M. Continuo

U.N. council calls for Gaza ceasefire

By Sue Pleming and Nidal al-Mughrabi

UNITED NATIONS/GAZA (Reuters) - The U.N. Security Council called for an immediate cease-fire in the Gaza Strip on Thursday but Israeli warplanes kept up attacks.

After days of intense haggling, the Security Council passed a resolution urging an immediate cease-fire and for Israel to fully withdraw from Gaza after a 13-day air-and-ground offensive. The United States abstained in the vote.

The resolution, pressed for by Arab countries in the face of efforts by Britain, France and the United States for a more muted statement, called for arrangements to prevent arms smuggling into Gaza and for its borders to be opened.

It said there should be "unimpeded provision" and distribution of aid to the territory, home to 1.5 million people, many of whom are dependent on food assistance.

Moments before the resolution was passed, Israeli warplanes dropped bombs on areas on the outskirts of Gaza, the main city in the north of the territory.

Earlier on Thursday, ambulance workers ventured onto the battlefield to gather decomposing bodies from the rubble.
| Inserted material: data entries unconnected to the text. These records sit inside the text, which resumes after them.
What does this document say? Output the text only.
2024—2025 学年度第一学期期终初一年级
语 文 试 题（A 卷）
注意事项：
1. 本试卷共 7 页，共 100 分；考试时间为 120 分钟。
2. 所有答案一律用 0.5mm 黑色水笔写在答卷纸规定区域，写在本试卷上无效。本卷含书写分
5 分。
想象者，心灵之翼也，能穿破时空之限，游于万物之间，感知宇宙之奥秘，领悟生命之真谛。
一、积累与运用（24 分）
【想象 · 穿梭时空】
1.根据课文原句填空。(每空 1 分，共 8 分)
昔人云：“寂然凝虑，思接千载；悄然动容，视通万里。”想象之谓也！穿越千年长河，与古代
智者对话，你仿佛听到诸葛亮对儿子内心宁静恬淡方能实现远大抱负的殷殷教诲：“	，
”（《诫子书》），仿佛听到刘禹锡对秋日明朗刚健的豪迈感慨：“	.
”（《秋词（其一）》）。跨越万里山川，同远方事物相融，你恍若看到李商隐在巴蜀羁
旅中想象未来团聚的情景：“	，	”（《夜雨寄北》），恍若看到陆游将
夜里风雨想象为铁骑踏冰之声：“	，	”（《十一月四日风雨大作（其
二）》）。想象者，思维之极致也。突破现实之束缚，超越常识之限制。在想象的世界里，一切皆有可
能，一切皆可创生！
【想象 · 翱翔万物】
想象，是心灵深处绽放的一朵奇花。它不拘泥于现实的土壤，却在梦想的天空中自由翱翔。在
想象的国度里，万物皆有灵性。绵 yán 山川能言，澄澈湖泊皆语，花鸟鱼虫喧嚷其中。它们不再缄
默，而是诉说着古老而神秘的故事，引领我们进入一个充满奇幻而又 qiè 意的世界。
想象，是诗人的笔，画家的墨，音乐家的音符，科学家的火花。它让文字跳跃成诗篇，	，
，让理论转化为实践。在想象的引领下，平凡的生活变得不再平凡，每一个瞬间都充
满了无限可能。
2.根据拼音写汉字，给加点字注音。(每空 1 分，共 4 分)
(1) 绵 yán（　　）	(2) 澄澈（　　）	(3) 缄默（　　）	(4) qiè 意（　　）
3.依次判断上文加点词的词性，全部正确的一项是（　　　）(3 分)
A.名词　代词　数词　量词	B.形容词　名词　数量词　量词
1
Hamas officials said the Palestinian death toll had risen to 765, of whom more than a third were children.

While the United States abstained from the U.N. resolution, Secretary of State Condoleezza Rice said the United States backed the text and had only abstained because it wanted to see the results of an Egyptian mediation effort.

In Gaza, local ambulance crews and the Red Crescent, using a time slot coordinated with Israeli forces, said they collected corpses in places that had been too risky to reach since Israel began its ground attack six days ago.

They found four children starving beside the bodies of their mothers and evacuated scores of trapped and wounded, the International Committee of the Red Cross (ICRC) said.

Israel lost three soldiers in combat with Islamist militants who hold the Gaza Strip. Apart from a "friendly fire" incident which killed four, it was its heaviest one-day combat toll.

Ten soldiers have so far died in the campaign launched by Israel to crush Hamas forces and halt the firing of rockets from Gaza into Israel. Israel says it is doing what it can to avoid civilian casualties but accuses Hamas of deliberately placing its fighters close to homes and mosques.